Productions like
arr: arr '@' arr;
will always produce shift-reduce conflicts because they are ambiguous. Suppose you had two @
operators in source:
...1 @ ...2 @ ...3
Is this supposed to be parsed as:
arr1: ...1 @ ...2
arr2: ...3
arr3: arr1 @ arr2
or
arr1: ...1
arr2: ...2 @ ...3
arr3: arr1 @ arr2
In other words, does @
associate to the left or to the right? The grammar doesn't specify, and so it is ambiguous.
A common way to solve that is with precedence declarations (see the bash manual) but it can be written directly in the grammar (see below).

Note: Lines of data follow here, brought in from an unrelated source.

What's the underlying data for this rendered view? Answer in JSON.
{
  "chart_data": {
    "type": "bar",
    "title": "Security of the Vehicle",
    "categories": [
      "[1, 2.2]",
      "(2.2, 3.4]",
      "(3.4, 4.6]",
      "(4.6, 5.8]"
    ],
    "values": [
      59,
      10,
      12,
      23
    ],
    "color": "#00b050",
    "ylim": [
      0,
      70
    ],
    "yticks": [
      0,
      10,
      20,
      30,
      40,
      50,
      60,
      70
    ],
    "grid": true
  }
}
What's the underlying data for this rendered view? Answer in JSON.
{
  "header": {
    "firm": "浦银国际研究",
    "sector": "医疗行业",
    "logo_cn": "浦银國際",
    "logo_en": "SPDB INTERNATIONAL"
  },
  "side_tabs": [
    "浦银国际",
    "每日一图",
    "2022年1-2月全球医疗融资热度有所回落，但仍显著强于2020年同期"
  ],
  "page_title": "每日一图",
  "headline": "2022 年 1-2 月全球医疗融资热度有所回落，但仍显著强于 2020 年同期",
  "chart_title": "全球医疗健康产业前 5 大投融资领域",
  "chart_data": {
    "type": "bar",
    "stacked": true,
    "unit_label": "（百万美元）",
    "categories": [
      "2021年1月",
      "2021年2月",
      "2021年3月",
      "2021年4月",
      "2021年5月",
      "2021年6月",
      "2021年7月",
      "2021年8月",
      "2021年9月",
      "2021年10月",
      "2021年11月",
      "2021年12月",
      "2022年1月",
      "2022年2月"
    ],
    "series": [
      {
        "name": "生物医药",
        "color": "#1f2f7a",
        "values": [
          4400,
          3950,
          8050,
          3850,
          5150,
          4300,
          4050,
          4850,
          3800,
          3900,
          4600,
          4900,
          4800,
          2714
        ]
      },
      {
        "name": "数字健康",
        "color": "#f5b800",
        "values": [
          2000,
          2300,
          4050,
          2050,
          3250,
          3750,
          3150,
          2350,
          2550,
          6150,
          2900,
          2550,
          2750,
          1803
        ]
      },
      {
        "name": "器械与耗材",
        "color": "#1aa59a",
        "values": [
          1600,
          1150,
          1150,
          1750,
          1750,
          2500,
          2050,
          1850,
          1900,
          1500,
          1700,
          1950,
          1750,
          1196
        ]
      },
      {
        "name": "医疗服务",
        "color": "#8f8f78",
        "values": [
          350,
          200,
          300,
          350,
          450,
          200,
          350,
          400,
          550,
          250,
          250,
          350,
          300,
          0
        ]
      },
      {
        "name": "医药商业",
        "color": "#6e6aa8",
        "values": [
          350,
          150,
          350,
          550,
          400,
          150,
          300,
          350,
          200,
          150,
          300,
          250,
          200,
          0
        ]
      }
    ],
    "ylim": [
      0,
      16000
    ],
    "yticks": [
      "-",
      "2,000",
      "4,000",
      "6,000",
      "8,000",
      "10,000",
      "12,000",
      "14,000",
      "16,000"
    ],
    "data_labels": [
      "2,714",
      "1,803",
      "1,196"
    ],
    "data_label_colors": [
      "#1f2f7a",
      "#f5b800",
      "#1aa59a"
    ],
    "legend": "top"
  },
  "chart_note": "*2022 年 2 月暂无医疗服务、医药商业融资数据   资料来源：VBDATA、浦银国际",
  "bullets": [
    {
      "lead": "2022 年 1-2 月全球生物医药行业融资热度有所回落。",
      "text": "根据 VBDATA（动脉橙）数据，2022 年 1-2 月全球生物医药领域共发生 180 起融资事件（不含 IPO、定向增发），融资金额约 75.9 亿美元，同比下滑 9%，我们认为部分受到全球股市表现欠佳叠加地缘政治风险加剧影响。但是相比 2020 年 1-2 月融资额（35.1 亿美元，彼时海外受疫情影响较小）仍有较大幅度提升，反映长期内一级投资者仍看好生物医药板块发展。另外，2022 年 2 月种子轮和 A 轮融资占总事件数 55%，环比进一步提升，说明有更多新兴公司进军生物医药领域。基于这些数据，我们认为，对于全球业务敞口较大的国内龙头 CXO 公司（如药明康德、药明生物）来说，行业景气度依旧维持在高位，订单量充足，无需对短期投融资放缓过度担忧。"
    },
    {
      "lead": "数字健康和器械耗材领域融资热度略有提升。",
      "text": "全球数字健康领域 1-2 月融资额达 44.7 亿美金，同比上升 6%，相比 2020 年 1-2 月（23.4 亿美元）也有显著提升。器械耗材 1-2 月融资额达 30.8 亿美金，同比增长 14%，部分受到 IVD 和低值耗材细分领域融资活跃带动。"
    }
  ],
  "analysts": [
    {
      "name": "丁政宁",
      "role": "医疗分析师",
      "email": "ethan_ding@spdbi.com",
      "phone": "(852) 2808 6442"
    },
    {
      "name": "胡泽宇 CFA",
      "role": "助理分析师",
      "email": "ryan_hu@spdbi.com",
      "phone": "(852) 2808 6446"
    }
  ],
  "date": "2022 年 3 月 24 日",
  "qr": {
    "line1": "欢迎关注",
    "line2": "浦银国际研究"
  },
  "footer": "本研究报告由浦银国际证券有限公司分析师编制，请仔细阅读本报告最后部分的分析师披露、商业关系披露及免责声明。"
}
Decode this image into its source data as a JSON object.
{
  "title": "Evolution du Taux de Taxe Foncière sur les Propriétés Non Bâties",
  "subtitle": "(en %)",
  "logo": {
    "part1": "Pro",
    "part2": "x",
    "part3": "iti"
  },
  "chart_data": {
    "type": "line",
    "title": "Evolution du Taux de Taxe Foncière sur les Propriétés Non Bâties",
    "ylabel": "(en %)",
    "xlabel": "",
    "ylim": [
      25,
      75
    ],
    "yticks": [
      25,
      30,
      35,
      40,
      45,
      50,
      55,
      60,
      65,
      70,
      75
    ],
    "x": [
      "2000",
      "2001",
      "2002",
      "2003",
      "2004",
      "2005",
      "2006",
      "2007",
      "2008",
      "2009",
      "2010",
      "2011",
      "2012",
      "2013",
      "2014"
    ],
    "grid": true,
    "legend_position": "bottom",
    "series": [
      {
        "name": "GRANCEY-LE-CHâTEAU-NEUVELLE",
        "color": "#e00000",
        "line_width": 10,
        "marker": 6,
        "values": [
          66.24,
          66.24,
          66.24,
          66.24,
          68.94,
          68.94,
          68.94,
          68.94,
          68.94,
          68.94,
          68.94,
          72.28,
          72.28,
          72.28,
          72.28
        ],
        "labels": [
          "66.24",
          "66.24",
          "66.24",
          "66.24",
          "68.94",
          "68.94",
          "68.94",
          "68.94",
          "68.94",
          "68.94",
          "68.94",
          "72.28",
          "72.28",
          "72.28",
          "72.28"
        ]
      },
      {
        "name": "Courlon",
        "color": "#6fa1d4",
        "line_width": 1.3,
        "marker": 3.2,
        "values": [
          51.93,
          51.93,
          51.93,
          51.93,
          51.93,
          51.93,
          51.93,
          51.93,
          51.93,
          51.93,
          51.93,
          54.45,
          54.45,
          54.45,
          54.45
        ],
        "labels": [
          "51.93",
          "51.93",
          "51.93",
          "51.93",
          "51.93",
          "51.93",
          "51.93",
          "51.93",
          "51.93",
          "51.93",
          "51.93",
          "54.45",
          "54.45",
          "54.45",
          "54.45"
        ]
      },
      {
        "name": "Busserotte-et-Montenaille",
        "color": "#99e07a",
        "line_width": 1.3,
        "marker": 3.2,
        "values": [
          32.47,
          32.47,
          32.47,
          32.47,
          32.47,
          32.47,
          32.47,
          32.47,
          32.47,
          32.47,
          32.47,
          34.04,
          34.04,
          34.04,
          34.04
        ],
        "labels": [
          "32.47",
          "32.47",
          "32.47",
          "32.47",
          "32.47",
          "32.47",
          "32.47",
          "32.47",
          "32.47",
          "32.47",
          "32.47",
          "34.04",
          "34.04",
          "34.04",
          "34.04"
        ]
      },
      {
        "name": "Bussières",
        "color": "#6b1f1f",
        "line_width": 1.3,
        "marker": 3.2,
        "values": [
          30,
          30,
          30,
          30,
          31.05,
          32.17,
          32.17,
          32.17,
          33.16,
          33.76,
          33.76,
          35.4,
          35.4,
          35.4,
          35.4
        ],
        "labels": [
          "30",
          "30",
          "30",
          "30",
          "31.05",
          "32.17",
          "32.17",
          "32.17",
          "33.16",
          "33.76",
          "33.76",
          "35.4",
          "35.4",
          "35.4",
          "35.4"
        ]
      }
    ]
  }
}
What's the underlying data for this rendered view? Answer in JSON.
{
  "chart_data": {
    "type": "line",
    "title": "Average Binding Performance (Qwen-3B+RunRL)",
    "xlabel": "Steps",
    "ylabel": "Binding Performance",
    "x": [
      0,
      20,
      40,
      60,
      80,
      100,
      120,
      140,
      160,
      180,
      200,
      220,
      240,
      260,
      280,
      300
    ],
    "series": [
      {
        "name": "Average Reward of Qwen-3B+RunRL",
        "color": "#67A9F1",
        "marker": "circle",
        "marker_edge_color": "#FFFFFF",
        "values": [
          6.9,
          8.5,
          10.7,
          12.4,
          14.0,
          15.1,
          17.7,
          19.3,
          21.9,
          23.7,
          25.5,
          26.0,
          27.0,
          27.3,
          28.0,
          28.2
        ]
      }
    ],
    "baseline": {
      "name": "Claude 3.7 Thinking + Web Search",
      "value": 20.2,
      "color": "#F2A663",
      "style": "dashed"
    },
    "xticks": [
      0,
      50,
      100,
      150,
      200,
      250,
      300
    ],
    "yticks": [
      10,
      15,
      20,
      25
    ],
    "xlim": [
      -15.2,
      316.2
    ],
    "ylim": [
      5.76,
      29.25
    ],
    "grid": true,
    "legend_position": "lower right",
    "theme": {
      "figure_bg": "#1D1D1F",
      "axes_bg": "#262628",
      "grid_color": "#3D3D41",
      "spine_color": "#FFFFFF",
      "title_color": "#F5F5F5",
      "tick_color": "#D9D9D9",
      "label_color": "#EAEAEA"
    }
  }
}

However, even leaving the @
operator aside, your grammar does not really do what you want. To start with, you probably want basic array literals to be according to this grammar: [Note 1]
arr: '[' expr_list ']' { $$ = $2; }
| '[' ']' { $$ = new std::vector<int>; }
expr_list
: expr { $$ = new std::vector<int>; $$->push_back($1); }
| expr_list ',' expr { $1->push_back($3); }
And then you can define concatenation expressions:
arr_concat
: arr
| arr_concat '@' arr { std::copy($3->begin(), $3->end,
std::back_inserter(*$1));
delete $3; // Note 2
}
Note that the above production is explicit about the associativity of @
. No ambiguity is possible.
Notes:
Here I assume that you have declared a semantic union one of whose types is std::vector<int>*
, because all those void*
casts are ugly and unsafe. It would be something like:
%union {
std::vector<int>* array_pointer;
// ...
}
%type <array_pointer> arr expr_list arr_concat
%%
delete
is necessary to avoid a memory leak, but where you do it depends on your approach to memory management. Unfortunately, once you decide to keep pointers to vectors rather than actually vectors (and you have little choice in this case, since copying vectors with each reduction would be ridiculous), you then become responsible for memory management. Deleting semantic values as soon as they have been incorporated into other semantic values is a simple solution, but it means you must be careful about other copies of the pointer to the allocated object. If you are careful to only ever have one pointer to each allocated object, the immediate delete
will do the trick; otherwise, you'll need some kind of garbage collection, possibly based on reference-counting.